Is it helpful has a corollary that I will get to in a moment. Helpful is a good standard in all prophetic communication, and it is one that requires the most attention in our tradition, for Congregationalism, like the parallel civic structure of the New England Town Meeting, is based on the idea that we make better decisions together, but there are always those who simply like to hear themselves, those who know the discernment is not going their way and throw grenades into the conversation, most often beginning with the phrase “point of order.”

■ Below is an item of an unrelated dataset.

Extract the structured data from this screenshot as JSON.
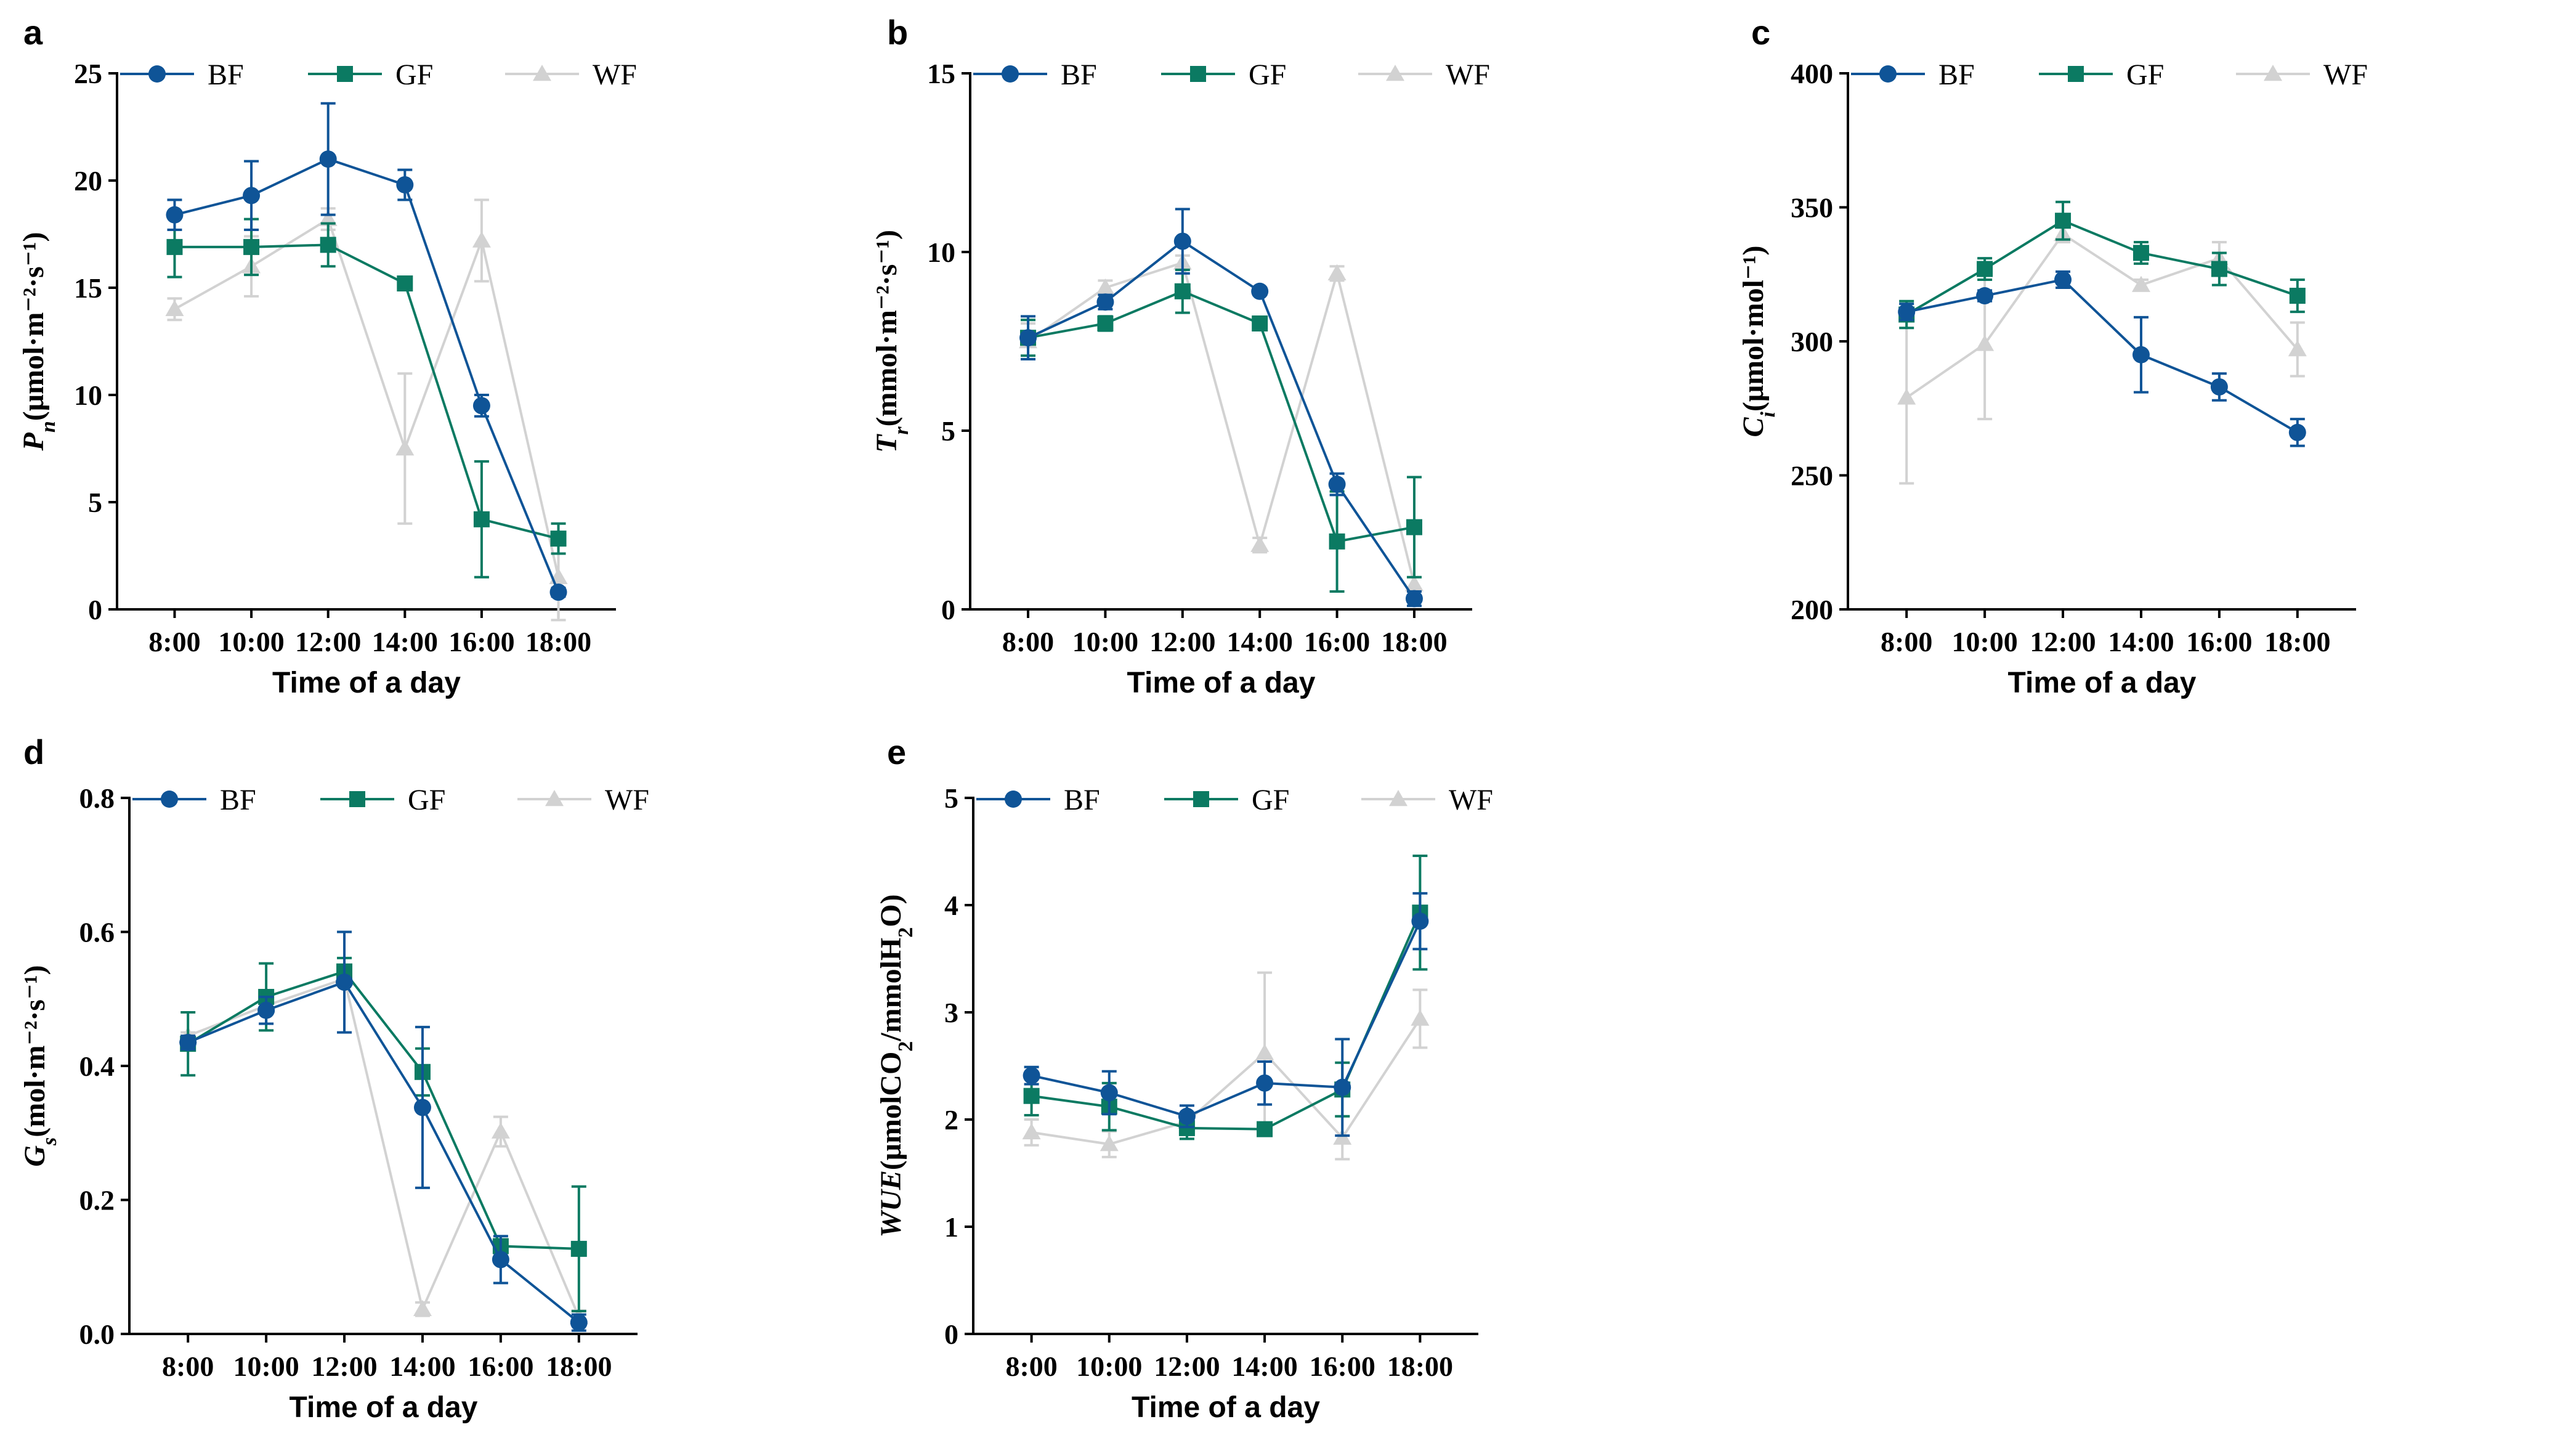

And the corollary, and it is a big one: At this moment, can you speak and be heard. Are you compelled to speak even if you cannot be heard? We’ve wrestled with this a lot for the last forty-nine weeks in regard to the War in Gaza. Abolitionists in Elmira committed crimes, but they also spoke up. Many of us came out and insisted on a place at the table when aspects of queer life were criminalized and all queer life sanctioned. Some spoke out and took risks for reproductive freedom before Roe, and I have no doubt there are active movements of resistance action to match the prophetic speech where forced birth is law.
When we look at the ancient Israelite and Judahite prophets, they were sometimes effective at calling the people back to ethical and covenantal conduct, often effective at reconstructing pre-rabbinic theology so that it made sense and worked in changing contexts, but when Isaiah Bin Amoz and Jeremiah addressed geopolitical matters, spoke to kings, they were ignored, leaving them to explain how ignoring prophets was God’s will too.
When people stop listening your speech is wasted. And all too often, people stop listening when they do not feel heard. Which is another whole sermon.
The Catholic reformer Francis of Assisi is supposed to have said “Preach the gospel always. Use words when necessary.”
Words are often necessary. May our speech and our hearts be faithful to the gospel of radical love. Amen.